Mesurer le coût économique total du rationnement des soins de santé est complexe, compte tenu de la variabilité de la qualité des données et des nombreuses conditions affectées. Malgré ces difficultés, l’Association médicale canadienne (AMC) a réalisé en 2008 une étude estimant le coût économique des temps d’attente pour quatre procédures clés : les remplacements d’articulations, les chirurgies de la cataracte, les pontages aorto-coronariens et les examens par IRM. Ils ont constaté qu’en 2007, le coût de l’attente s’élevait à environ 14,8 milliards de dollars canadiens, soit environ 1,3 % du PIB du Canada. Cette estimation ne tient pas compte des coûts supplémentaires, tels que les 4,4 milliards de dollars de pertes de recettes publiques dues à la réduction de l’activité économique ou à l’impact des temps d’attente pour les nouveaux médicaments.
L’étude de l’AMC n’a pris en compte qu’une fraction de l’ensemble des procédures et des conditions affectées par les temps d’attente. En 2013, le Conference Board du Canada a élargi cette analyse en ajoutant deux autres affections, ce qui a porté le coût estimé à 20,1 milliards de dollars canadiens. Une autre façon d’évaluer ces coûts consiste à considérer l’impact de l’attente en termes de perte de salaire et de temps de loisirs, ce qui donne une estimation de 10,6 milliards de dollars canadiens en 2023, soit environ 8 730 $ par patient en attente.
En outre, une étude a tenté de quantifier le coût du rationnement en termes de vies perdues, ce qui, bien qu’apparemment insensible, donne une idée de la productivité perdue en raison des retards dans les soins. L’une des conclusions indique que chaque semaine d’attente supplémentaire entre la consultation d’un médecin généraliste et l’intervention chirurgicale augmente le taux de mortalité des patientes de 3 pour 100 000.
L’évaluation d’une vie perdue à environ 6,5 millions de dollars canadiens indique un coût social important lié à ces retards dans l’accessibilité aux soins de santé.

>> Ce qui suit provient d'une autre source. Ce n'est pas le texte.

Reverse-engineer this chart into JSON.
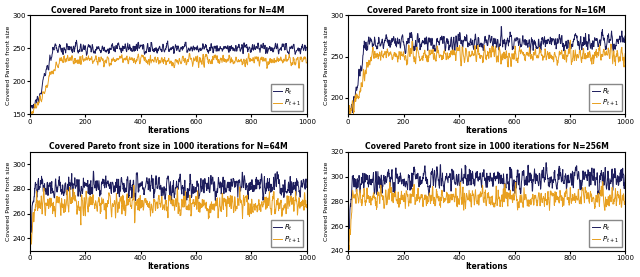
{
  "subplots": [
    {
      "title": "Covered Pareto front size in 1000 iterations for N=4M",
      "ylim": [
        150,
        300
      ],
      "yticks": [
        150,
        200,
        250,
        300
      ],
      "R_mean": 250,
      "R_std": 8,
      "R_start": 155,
      "R_rise": 100,
      "P_mean": 232,
      "P_std": 8,
      "P_start": 155,
      "P_rise": 120,
      "smooth": 4
    },
    {
      "title": "Covered Pareto front size in 1000 iterations for N=16M",
      "ylim": [
        180,
        300
      ],
      "yticks": [
        200,
        250,
        300
      ],
      "R_mean": 268,
      "R_std": 10,
      "R_start": 185,
      "R_rise": 80,
      "P_mean": 252,
      "P_std": 10,
      "P_start": 185,
      "P_rise": 100,
      "smooth": 4
    },
    {
      "title": "Covered Pareto front size in 1000 iterations for N=64M",
      "ylim": [
        230,
        310
      ],
      "yticks": [
        240,
        260,
        280,
        300
      ],
      "R_mean": 282,
      "R_std": 8,
      "R_start": 240,
      "R_rise": 20,
      "P_mean": 267,
      "P_std": 8,
      "P_start": 240,
      "P_rise": 25,
      "smooth": 3
    },
    {
      "title": "Covered Pareto front size in 1000 iterations for N=256M",
      "ylim": [
        240,
        320
      ],
      "yticks": [
        240,
        260,
        280,
        300,
        320
      ],
      "R_mean": 298,
      "R_std": 8,
      "R_start": 248,
      "R_rise": 15,
      "P_mean": 283,
      "P_std": 7,
      "P_start": 248,
      "P_rise": 20,
      "smooth": 3
    }
  ],
  "color_R": "#1c1c5c",
  "color_P": "#e8a020",
  "xlabel": "Iterations",
  "ylabel": "Covered Pareto front size",
  "legend_R": "$R_t$",
  "legend_P": "$P_{t+1}$",
  "n_iter": 1000,
  "xticks": [
    0,
    200,
    400,
    600,
    800,
    1000
  ]
}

En conclusion, si les temps d’attente sont souvent justifiés par la qualité des soins reçus, la réalité est bien plus complexe. Le système de santé canadien est mal classé par rapport aux autres pays développés dans plusieurs domaines clés : 28e pour le nombre de médecins, 24e pour le nombre de lits de soins et 25e pour le nombre d’appareils d’IRM par rapport à la population, parmi les 30 pays étudiés. Ces statistiques soulignent les difficultés du système et la nécessité d’un dialogue permanent sur le financement des soins de santé et l’accès à ces derniers, afin que les Canadiens bénéficient de soins médicaux efficaces en temps voulu.